Part of that tension comes from how he uses light. In Barraja’s work, light is not just atmosphere. It becomes a material: softening outlines, shaping bodies, dissolving narrative certainty. The everyday starts to feel charged, as if an ordinary moment has been pulled out of time and turned into a private mythology.
The exhibition also marks another chapter in Saint Laurent’s ongoing expansion beyond fashion and into image culture, publishing, art, music, and design. Saint Laurent Babylone, conceived as part of the house’s wider Rive Droite universe, functions less like a conventional retail space and more like a cultural room where books, exhibitions, and objects extend the brand’s aesthetic language.

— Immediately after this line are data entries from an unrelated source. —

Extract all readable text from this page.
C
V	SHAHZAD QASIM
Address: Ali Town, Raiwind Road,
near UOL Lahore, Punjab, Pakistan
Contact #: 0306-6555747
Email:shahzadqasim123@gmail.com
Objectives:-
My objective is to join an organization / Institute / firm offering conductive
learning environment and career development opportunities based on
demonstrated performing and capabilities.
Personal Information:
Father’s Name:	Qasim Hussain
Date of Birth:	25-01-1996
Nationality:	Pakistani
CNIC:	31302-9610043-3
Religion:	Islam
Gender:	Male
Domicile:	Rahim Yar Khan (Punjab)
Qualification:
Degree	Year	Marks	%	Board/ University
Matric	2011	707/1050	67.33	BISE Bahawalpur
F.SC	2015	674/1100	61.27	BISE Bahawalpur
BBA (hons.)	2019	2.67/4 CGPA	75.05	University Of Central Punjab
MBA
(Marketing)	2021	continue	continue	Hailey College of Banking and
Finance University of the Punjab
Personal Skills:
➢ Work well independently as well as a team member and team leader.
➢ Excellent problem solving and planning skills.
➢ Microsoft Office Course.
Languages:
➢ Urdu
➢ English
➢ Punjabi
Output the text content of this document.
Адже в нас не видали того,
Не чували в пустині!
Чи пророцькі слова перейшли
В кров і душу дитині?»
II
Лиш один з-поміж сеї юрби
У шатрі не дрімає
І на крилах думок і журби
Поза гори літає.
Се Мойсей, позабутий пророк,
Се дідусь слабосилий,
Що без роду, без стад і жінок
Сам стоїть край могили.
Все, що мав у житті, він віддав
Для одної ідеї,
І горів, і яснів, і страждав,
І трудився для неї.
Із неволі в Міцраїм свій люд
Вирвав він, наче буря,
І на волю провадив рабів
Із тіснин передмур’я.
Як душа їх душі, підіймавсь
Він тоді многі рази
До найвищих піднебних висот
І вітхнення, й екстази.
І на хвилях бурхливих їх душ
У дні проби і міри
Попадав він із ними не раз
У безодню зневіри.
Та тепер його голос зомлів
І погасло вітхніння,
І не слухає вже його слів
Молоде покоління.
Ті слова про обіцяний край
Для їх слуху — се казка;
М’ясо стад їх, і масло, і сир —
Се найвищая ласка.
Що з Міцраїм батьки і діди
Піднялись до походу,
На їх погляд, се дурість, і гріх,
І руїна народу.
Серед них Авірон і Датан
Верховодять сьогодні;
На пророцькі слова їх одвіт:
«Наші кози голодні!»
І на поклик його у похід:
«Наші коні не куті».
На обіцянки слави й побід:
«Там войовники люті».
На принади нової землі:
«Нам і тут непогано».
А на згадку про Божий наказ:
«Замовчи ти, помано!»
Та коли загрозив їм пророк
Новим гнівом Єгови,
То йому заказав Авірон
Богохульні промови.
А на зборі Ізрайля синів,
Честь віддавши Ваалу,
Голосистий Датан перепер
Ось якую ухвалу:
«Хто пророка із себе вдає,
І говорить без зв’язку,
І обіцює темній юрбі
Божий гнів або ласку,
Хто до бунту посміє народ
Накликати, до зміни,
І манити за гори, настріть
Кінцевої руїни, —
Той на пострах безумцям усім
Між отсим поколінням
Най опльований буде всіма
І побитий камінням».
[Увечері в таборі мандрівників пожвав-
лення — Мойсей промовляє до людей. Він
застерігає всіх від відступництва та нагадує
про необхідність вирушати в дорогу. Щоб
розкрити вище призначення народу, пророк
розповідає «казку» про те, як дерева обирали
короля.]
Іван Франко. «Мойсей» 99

Barraja first gained wider recognition with De Chlore et de Rosé, later published by Fisheye Éditions in 2023. The project won the Picto Prize and led to his selection as a finalist at the 37th Hyères Festival in 2022, placing him among a new generation of photographers interested in intimacy not as confession, but as atmosphere.
For Daydreaming of Him, that atmosphere becomes the whole point. The work does not treat desire as something fixed or easily named. It drifts, reflects, hides, returns. At Saint Laurent Babylone, Barraja turns photography into a kind of emotional weather: queer, sensual, nostalgic, and deliberately unresolved.